John David Smith, CEO,
Alliance Continuing Care Network

"We were incorporated in April of 1996 by five farsighted CEOs who came together to establish contracts with MCOs and implement cost-saving initiatives; they wanted to work as a team in strengthening administration, management, clinical problem solving, professional development, recruitment, communication, education programs, and pediatric and eldercare advocacy programs. Although the CEOs saw each other to a limited degree as competitors, they saw a larger competitive environment out there, especially in the form of managed care, an excess of long-term care beds and organizations' development of new products.

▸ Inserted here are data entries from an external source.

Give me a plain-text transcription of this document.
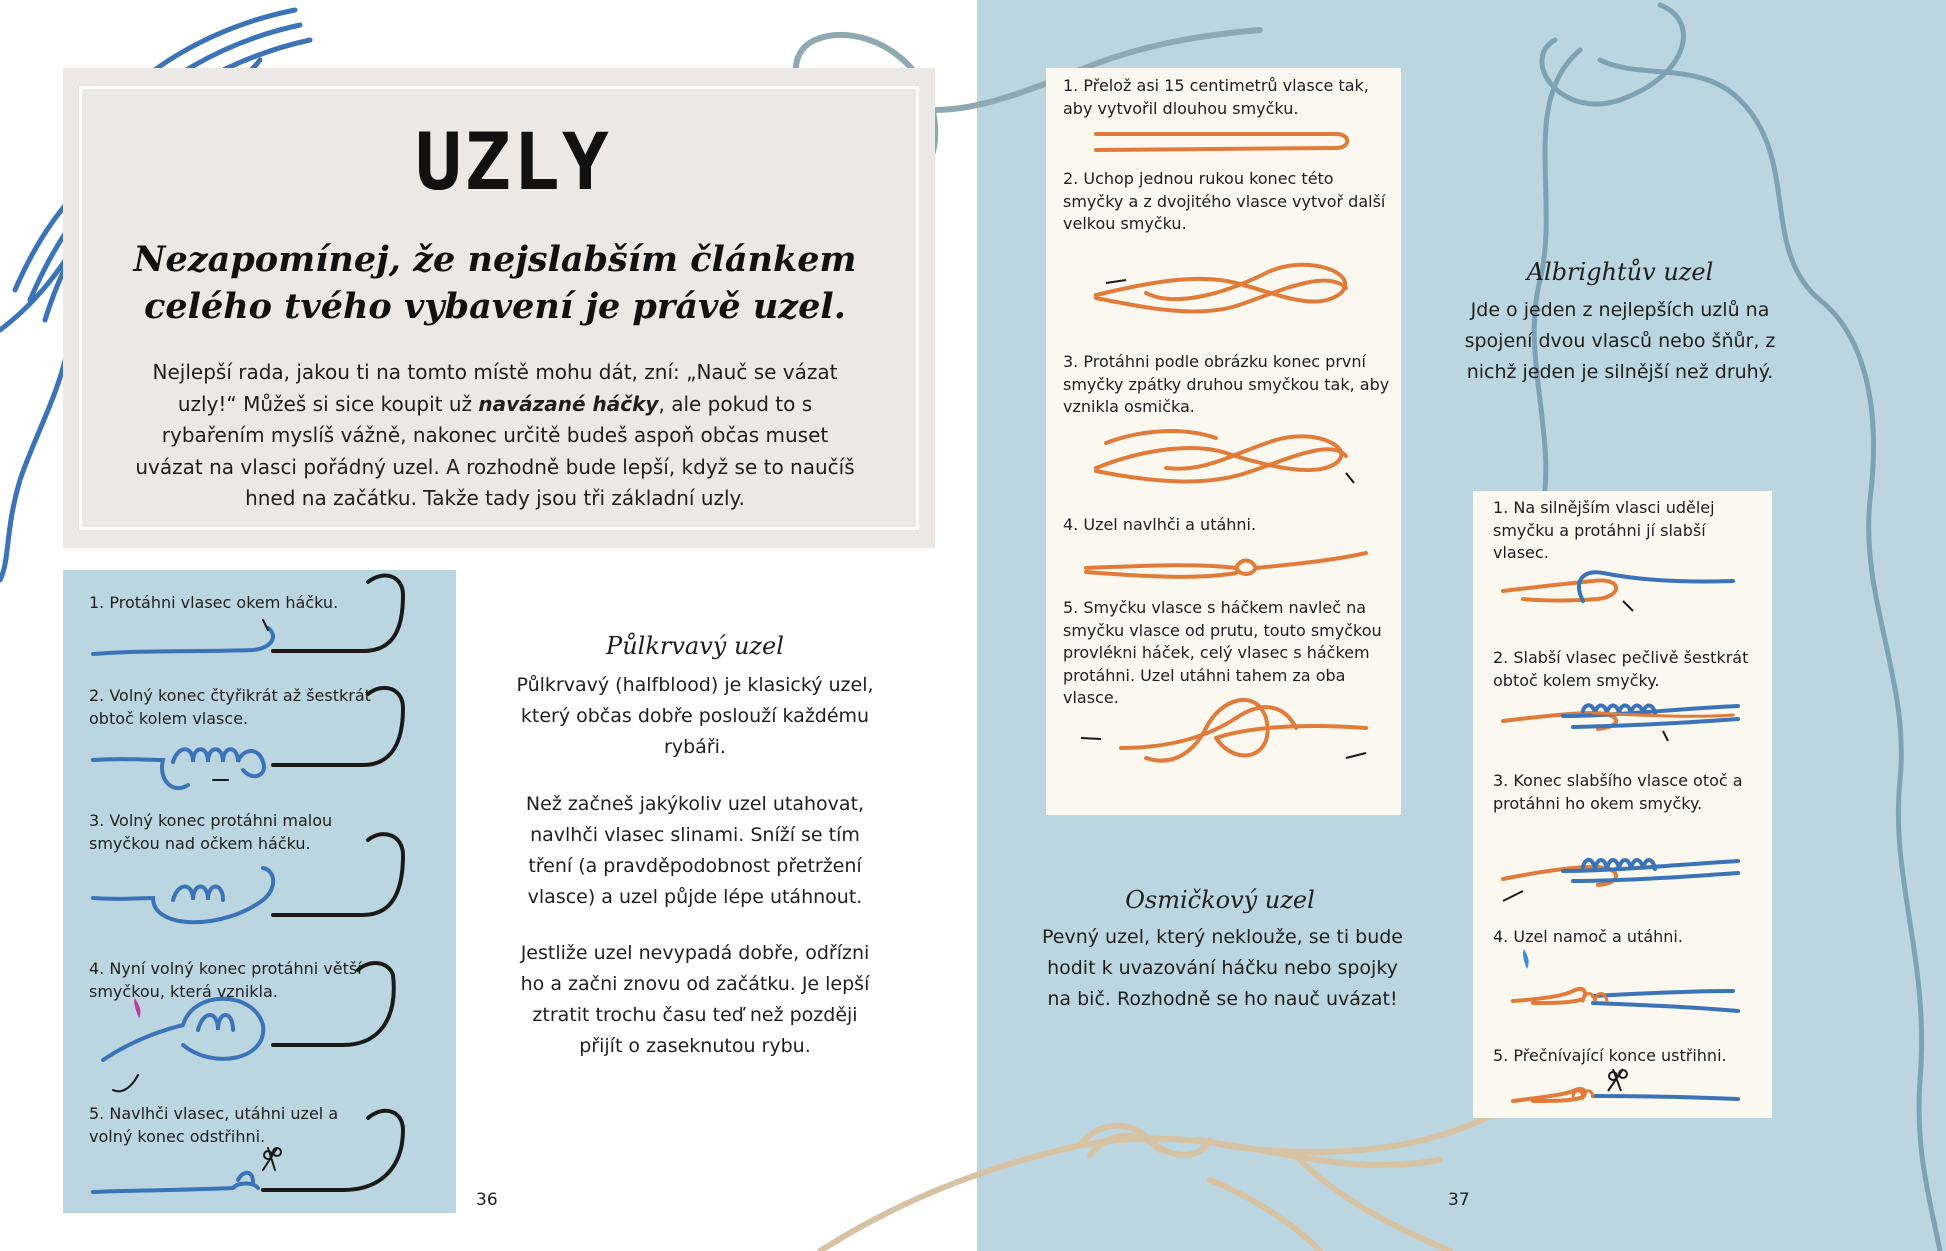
UZLY
Nezapomínej, že nejslabším článkem celého tvého vybavení je právě uzel.
Nejlepší rada, jakou ti na tomto místě mohu dát, zní: „Nauč se vázat uzly!“ Můžeš si sice koupit už navázané háčky, ale pokud to s rybařením myslíš vážně, nakonec určitě budeš aspoň občas muset uvázat na vlasci pořádný uzel. A rozhodně bude lepší, když se to naučíš hned na začátku. Takže tady jsou tři základní uzly.
1. Protáhni vlasec okem háčku.
2. Volný konec čtyřikrát až šestkrát obtoč kolem vlasce.
3. Volný konec protáhni malou smyčkou nad očkem háčku.
4. Nyní volný konec protáhni větší smyčkou, která vznikla.
5. Navlhči vlasec, utáhni uzel a volný konec odstřihni.
36
Půlkrvavý uzel
Půlkrvavý (halfblood) je klasický uzel, který občas dobře poslouží každému rybáři.
Než začneš jakýkoliv uzel utahovat, navlhči vlasec slinami. Sníží se tím tření (a pravděpodobnost přetržení vlasce) a uzel půjde lépe utáhnout.
Jestliže uzel nevypadá dobře, odřízni ho a začni znovu od začátku. Je lepší ztratit trochu času teď než později přijít o zaseknutou rybu.
1. Přelož asi 15 centimetrů vlasce tak, aby vytvořil dlouhou smyčku.
2. Uchop jednou rukou konec této smyčky a z dvojitého vlasce vytvoř další velkou smyčku.
3. Protáhni podle obrázku konec první smyčky zpátky druhou smyčkou tak, aby vznikla osmička.
4. Uzel navlhči a utáhni.
5. Smyčku vlasce s háčkem navleč na smyčku vlasce od prutu, touto smyčkou provlékni háček, celý vlasec s háčkem protáhni. Uzel utáhni tahem za oba vlasce.
Osmičkový uzel
Pevný uzel, který neklouže, se ti bude hodit k uvazování háčku nebo spojky na bič. Rozhodně se ho nauč uvázat!
Albrightův uzel
Jde o jeden z nejlepších uzlů na spojení dvou vlasců nebo šňůr, z nichž jeden je silnější než druhý.
1. Na silnějším vlasci udělej smyčku a protáhni jí slabší vlasec.
2. Slabší vlasec pečlivě šestkrát obtoč kolem smyčky.
3. Konec slabšího vlasce otoč a protáhni ho okem smyčky.
4. Uzel namoč a utáhni.
5. Přečnívající konce ustřihni.
37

The CEOs thought there would be an opportunity to work together to address these external competitive threats, and then to identify opportunities where working together presented a greater chance for success than even the largest of them would have had on their own.

"The ACCN grew on a very selective basis from the original five members. Currently, we're a 15-member organization, with 21 nonprofit facilities representing more than 7,300 beds and located in the New York City metropolitan area, including Brooklyn, Bronx, Queens and the counties of Nassau, Suffolk and Westchester.